O cursus honorum do político profissional na partidocracia portuguesa é o exemplo mais saliente da gritante ausência da palavra Liberdade na narrativa ideológica oficial. Desde o beija-mão rastejante até à obediência servil às chefias partidárias, que atravessa curiosamente todos os estamentos etários, a carreira política é uma fonte inesgotável de arrivismo. Como explicar, por exemplo, a ascensão do atrevimento ignorante nas juventudes partidárias do centrão? O problema da liberdade em Portugal não se reduz apenas à deficiente concepção dos institutos da propriedade e do contrato. O problema é bem mais agudo e começa na Política. Na política com P maiúsculo. Na incompreensão, perigosa e letal, de que a democracia só funciona se for devidamente temperada pela lei e pelo direito. O principal problema deste "torpe dejecto de romano império" é a fraqueza do Estado de Direito. Sem ele, o despotismo e a corrupção dos costumes serão, inevitavelmente, uma realidade tangível. Já estamos nesse estádio. E digo mais, caso não atalhemos de vez esta putrefacção generalizada acontecer-nos-á aquilo que Jules Winnfield (Samuel L. Jackson) diz na passagem em baixo, citando Ezequiel: "abençoado é aquele que, em nome da caridade e da boa-vontade pastoreia os fracos pelo vale da escuridão, pois ele é verdadeiramente o protector do seu irmão e aquele que encontra as crianças perdidas. E Eu atacarei, com grande vingança e raiva furiosa aqueles que tentam envenenar e destruir os meus irmãos. E saberão que eu sou o Senhor quando eu tiver exercido a minha minha vingança sobre eles"- Ezequiel 25:17. Os germes do totalitarismo andam por aí, ocultos sob a neblina da ilusão. E por mais que tentemos negar o óbvio, a liberdade encontra-se ameaçada. Seja no estupro económico do país, seja no abastardamento da democracia pela costumeira imundície dos pastores do regime, a liberdade está a sofrer vários abalos. E, mais cedo ou mais tarde, a gana de ter um Pastor que nos comande será infinitamente maior que a vontade de agir e viver em, e com, Liberdade. Cuidado.
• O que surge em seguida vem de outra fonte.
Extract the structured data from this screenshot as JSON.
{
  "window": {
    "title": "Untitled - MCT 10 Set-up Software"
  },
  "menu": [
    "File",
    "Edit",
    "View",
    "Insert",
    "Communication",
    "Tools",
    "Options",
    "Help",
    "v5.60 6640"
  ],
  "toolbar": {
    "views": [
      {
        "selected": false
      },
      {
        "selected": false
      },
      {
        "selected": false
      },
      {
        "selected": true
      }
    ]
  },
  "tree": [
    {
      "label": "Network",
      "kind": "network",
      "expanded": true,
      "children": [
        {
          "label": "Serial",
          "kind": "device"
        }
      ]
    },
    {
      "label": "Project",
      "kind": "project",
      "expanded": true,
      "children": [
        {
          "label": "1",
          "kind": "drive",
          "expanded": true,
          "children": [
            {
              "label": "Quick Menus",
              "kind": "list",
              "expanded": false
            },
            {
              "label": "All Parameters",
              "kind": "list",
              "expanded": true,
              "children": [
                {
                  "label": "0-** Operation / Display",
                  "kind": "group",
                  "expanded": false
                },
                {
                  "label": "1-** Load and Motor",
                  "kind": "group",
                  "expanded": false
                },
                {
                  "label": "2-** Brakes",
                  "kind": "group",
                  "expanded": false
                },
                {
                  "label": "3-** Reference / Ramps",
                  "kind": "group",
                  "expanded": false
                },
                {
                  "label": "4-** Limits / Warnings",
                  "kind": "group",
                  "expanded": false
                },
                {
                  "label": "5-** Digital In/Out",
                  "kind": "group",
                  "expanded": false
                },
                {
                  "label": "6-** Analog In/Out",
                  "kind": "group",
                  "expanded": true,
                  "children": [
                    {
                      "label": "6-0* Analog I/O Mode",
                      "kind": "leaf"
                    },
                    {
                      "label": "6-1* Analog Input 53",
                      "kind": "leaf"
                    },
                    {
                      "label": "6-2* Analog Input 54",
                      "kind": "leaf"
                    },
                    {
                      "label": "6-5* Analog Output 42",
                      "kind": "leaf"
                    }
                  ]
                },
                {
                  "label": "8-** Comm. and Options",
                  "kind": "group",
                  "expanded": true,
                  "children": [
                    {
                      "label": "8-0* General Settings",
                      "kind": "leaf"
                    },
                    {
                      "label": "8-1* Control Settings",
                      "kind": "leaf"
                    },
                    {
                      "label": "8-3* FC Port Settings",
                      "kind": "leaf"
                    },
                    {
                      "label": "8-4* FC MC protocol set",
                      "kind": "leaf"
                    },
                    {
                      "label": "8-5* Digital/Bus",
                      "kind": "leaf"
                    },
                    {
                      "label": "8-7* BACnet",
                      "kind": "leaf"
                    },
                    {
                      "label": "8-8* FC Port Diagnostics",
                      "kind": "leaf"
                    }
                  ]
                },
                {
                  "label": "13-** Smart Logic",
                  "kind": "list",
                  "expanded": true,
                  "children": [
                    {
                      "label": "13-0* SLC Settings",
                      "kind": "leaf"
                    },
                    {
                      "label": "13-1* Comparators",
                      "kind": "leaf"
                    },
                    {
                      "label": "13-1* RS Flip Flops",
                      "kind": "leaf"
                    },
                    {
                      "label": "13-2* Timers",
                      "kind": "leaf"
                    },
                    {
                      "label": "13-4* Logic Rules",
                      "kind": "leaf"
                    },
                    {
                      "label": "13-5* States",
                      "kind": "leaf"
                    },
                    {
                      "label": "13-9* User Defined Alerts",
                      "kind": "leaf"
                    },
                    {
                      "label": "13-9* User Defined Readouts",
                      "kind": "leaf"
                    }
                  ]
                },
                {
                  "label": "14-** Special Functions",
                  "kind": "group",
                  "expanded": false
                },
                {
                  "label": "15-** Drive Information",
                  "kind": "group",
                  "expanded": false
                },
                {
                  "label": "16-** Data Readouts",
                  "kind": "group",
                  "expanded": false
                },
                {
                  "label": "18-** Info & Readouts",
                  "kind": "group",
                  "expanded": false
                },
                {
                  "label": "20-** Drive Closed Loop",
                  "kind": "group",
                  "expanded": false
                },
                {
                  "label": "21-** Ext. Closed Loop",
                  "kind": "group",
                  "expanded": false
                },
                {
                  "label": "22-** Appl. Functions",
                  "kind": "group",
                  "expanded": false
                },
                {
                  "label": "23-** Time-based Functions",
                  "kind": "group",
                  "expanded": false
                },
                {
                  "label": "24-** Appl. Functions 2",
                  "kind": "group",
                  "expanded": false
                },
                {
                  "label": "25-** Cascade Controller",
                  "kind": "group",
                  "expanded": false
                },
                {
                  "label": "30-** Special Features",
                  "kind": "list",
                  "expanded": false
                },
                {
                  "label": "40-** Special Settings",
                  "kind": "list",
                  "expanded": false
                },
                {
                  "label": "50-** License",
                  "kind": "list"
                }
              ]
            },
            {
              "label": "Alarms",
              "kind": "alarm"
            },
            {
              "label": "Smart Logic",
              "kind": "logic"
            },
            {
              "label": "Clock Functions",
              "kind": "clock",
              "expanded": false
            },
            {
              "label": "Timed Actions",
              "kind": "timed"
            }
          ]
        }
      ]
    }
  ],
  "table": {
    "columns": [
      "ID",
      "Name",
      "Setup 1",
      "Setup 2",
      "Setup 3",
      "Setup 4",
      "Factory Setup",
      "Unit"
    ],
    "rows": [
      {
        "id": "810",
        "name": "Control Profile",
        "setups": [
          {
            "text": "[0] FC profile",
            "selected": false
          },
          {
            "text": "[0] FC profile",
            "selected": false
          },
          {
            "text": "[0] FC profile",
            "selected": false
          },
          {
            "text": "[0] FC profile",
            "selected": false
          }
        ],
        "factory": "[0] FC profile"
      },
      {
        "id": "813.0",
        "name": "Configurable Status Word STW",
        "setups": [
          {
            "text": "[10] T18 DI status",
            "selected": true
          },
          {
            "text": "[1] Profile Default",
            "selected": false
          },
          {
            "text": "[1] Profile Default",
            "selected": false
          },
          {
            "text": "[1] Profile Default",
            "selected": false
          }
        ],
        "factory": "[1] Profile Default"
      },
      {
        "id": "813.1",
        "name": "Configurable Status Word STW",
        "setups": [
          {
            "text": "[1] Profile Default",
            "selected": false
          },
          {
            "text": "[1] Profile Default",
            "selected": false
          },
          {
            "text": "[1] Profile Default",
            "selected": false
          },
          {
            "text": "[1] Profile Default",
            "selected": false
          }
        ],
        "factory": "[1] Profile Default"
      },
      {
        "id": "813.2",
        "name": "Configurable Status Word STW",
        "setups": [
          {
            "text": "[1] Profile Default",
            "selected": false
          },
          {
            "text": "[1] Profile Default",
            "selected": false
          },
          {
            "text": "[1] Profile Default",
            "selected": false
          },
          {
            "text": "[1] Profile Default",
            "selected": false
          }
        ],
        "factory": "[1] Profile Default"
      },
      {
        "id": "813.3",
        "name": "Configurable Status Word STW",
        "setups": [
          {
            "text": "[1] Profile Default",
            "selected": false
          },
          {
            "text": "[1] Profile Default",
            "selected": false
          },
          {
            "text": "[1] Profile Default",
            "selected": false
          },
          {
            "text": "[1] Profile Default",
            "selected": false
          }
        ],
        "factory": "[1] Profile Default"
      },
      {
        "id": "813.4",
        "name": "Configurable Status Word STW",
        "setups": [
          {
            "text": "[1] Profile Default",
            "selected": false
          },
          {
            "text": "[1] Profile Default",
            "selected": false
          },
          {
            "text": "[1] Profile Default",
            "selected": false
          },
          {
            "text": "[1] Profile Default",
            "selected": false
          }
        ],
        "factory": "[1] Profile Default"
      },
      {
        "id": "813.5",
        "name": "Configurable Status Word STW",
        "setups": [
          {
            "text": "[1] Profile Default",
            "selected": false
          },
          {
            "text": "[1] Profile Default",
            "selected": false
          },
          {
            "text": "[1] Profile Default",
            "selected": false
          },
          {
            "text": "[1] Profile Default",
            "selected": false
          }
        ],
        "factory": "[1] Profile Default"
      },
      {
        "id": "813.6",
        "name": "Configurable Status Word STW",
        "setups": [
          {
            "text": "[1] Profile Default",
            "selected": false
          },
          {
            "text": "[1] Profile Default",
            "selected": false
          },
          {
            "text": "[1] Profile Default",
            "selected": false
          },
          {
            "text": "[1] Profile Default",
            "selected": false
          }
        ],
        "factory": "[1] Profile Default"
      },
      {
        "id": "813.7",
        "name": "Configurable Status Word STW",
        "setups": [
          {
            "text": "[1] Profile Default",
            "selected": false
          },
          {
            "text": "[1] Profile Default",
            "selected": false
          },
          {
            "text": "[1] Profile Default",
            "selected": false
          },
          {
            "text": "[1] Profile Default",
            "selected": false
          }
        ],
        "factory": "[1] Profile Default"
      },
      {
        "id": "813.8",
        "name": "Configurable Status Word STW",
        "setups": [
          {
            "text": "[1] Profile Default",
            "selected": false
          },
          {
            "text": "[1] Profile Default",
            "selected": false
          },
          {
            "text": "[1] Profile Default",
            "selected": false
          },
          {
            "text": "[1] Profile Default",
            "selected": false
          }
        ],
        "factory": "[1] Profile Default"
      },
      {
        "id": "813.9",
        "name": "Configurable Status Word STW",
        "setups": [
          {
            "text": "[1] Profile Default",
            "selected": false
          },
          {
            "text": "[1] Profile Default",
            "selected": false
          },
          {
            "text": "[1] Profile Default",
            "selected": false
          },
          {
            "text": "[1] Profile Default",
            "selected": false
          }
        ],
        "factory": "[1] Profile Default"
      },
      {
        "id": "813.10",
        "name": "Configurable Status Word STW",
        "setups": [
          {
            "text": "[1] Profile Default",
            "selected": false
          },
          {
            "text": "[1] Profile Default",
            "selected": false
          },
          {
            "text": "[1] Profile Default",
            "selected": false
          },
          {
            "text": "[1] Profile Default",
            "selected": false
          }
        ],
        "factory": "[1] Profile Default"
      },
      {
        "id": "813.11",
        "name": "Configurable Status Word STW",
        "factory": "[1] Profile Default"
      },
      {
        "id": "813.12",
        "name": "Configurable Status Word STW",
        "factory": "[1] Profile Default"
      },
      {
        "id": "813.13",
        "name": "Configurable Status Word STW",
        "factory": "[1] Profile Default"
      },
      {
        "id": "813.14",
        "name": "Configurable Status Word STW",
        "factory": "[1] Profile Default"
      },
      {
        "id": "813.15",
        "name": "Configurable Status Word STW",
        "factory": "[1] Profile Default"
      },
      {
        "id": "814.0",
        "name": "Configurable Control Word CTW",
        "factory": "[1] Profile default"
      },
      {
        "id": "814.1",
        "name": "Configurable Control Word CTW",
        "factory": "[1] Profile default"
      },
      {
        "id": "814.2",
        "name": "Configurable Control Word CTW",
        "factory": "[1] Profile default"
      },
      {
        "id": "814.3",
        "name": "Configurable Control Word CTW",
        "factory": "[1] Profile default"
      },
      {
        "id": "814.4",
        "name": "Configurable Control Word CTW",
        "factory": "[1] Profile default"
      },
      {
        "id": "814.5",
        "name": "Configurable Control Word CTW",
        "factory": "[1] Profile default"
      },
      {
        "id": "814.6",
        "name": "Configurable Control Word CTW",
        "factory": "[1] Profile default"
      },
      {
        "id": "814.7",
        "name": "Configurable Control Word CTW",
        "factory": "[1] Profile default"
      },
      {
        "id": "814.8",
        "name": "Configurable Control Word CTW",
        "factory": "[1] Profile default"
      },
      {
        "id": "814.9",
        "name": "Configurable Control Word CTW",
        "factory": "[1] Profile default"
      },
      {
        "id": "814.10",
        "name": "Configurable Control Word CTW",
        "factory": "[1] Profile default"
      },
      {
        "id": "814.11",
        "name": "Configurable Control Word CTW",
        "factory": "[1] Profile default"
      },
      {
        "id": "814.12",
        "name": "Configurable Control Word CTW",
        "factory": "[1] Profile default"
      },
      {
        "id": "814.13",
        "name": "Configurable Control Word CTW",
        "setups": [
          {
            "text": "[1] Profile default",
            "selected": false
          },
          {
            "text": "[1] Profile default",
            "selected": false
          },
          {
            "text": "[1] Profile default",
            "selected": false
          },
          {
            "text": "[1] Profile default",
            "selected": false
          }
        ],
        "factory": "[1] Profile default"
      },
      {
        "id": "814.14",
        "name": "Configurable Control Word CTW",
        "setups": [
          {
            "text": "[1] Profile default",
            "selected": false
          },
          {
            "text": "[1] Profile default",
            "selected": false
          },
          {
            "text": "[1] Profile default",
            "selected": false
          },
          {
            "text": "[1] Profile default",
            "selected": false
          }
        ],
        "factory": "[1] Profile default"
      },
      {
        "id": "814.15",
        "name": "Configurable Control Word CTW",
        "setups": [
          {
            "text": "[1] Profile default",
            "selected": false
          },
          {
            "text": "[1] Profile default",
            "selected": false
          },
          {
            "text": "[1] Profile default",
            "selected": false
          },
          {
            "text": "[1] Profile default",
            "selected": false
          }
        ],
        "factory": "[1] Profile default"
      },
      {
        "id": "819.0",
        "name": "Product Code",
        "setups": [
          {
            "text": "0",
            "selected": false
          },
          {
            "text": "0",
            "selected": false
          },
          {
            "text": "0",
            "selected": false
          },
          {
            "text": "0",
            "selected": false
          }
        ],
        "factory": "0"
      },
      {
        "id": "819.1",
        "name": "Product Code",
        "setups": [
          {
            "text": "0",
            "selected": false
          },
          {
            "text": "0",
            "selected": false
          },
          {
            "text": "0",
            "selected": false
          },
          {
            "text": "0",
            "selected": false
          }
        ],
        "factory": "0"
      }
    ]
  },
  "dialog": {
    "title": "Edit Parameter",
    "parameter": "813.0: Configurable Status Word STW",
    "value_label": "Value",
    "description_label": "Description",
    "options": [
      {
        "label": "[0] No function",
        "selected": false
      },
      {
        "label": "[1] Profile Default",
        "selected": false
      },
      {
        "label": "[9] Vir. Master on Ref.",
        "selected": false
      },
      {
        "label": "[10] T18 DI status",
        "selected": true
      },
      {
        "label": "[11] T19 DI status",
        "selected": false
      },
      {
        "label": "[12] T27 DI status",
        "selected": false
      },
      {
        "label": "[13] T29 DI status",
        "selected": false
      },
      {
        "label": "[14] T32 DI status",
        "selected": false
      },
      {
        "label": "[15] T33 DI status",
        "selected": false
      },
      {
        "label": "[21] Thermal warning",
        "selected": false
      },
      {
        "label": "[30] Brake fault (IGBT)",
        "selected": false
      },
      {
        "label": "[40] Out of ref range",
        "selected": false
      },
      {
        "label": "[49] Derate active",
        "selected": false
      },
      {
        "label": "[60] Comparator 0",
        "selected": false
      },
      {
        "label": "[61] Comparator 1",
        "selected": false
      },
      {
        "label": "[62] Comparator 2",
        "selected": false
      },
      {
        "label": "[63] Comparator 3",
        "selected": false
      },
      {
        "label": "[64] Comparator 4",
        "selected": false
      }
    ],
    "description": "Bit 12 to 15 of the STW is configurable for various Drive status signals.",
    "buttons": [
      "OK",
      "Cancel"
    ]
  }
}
O desrespeito pelas liberdades em Portugal não é uma coisa de antanho. Esta III República tem provado à saciedade que há orgãos no Governo que servem, também, para violar os direitos individuais. Como o Samuel exemplificou, há quem veja no controleirismo uma arma indispensável no combate político, mesmo que isso signifique o desrespeito pelo Estado de Direito. A monitorização da blogosfera por uma entidade desconhecida, e já agora financiada com que dinheiros?, sob a alçada governamental é algo que qualquer espírito livre deve condenar radicalmente. Sem contemplações. Entendamo-nos, o erário público não pode nem deve servir para financiar os delírios liberticidas de meia dúzia de garotos ignaros.